Resolving remaining issues

Among the several
possible criteria for evaluating these proposals, two — completeness and
naturalness — have been selected as the most relevant and appropriate for
evaluating the qualities and limitations of each proposal.

Completeness — is defined as the extent to which any semantic
structure in the source model is correctly (i.e., without losing or adding
information) translated into the destination model, provides a clear indication
of the semantic power of each translation approach.
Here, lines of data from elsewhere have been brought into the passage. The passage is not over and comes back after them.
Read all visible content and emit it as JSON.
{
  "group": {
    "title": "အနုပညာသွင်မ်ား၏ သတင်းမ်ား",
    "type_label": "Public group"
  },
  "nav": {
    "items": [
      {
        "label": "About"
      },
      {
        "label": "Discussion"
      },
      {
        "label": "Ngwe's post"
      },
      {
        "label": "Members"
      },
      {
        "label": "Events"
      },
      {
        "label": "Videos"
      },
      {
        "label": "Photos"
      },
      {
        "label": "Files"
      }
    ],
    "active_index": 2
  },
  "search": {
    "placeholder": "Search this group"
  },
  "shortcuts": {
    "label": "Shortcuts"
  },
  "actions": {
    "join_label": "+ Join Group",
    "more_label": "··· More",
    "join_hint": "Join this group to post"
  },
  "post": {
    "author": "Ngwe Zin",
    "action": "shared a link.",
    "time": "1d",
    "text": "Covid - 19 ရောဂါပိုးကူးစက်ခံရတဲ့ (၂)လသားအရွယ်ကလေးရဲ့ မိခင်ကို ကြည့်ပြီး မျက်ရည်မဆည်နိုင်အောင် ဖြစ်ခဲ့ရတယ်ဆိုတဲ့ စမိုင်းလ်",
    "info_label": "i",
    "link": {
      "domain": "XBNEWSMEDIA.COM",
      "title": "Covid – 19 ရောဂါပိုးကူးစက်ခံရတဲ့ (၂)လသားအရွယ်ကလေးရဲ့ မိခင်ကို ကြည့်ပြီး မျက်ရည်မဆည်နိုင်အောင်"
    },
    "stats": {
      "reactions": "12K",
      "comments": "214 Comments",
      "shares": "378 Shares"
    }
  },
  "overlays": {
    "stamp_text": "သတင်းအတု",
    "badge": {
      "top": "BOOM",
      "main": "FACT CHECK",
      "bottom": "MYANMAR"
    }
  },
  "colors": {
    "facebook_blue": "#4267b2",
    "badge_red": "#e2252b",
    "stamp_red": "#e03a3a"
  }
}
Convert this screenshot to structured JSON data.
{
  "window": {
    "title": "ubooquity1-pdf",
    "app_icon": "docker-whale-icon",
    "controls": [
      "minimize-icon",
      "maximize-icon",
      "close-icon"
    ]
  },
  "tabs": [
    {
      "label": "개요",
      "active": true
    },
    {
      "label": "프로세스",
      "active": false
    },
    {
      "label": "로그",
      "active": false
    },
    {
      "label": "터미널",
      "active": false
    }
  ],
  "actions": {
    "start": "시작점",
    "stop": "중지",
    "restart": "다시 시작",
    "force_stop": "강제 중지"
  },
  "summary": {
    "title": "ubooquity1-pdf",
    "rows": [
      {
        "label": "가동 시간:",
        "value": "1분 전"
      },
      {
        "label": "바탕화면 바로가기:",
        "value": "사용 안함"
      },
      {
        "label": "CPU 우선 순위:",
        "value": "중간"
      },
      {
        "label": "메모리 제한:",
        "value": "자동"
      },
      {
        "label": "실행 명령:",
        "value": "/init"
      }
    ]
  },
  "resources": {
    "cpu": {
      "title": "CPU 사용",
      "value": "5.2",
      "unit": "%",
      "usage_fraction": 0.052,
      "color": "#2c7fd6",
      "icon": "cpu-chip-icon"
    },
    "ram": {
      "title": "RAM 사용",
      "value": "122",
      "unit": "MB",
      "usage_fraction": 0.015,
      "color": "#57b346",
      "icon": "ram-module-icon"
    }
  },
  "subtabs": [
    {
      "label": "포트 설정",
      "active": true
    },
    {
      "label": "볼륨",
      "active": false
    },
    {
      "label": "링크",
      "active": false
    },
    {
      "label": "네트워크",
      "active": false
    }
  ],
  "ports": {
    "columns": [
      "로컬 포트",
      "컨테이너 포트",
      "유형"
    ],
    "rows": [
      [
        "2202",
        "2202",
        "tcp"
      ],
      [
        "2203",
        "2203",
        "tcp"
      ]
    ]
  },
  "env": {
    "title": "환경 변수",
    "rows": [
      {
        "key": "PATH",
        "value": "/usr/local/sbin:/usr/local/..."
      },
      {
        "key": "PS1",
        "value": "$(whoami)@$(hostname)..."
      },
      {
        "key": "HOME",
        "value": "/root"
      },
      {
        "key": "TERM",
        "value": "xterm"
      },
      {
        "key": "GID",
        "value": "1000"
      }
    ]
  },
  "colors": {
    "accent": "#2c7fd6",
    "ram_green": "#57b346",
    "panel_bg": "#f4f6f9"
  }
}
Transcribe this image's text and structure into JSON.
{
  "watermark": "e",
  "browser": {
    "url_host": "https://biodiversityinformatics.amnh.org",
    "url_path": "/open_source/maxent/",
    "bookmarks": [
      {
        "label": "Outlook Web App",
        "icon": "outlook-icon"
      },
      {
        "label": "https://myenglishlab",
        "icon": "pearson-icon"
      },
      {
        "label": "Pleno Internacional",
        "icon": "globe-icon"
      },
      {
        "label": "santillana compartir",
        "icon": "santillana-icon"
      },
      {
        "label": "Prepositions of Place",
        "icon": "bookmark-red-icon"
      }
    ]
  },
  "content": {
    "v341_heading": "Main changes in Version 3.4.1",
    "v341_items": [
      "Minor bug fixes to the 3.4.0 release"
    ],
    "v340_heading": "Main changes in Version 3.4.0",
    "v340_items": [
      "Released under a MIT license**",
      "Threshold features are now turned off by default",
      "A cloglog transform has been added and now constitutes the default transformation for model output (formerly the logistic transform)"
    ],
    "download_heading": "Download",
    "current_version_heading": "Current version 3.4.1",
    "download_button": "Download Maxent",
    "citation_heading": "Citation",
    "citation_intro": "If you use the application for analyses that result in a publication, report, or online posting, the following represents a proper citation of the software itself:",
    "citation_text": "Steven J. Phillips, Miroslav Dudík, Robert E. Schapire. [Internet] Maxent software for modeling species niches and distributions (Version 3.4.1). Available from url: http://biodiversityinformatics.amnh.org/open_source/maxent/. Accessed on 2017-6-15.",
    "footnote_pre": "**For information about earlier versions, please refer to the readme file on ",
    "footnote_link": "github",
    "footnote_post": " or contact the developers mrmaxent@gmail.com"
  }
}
Naturalness — is defined as the extent to which a translated model
resembles in structure and content an equivalent model expressed directly in
the target paradigm, provides an indication of the level of integration that
each approach offers for the translated result to merge, and interacts with
other models expressed in the same paradigm.

The analysis of the
proposals identified two main approaches towards translation, which we dubbed
“object mapping” (providing a translation of every structural
component of the source paradigm) and “semantic mapping” (providing a
structure corresponding to every conceptual structure of the source model).

The analysis of the
options and solutions provided in the literature, therefore, clearly shows the
advantages of semantic mapping, but at the same time lists the issues that need
to be addressed and solved in any future translation approach. However, now
that both RDF and Topic Maps have formal data models, and with the help of RDF
Schema and OWL, it seems likely that most, if not all, of the issues we have
listed here can be resolved without resorting to the restricted
interoperability offered by object mapping.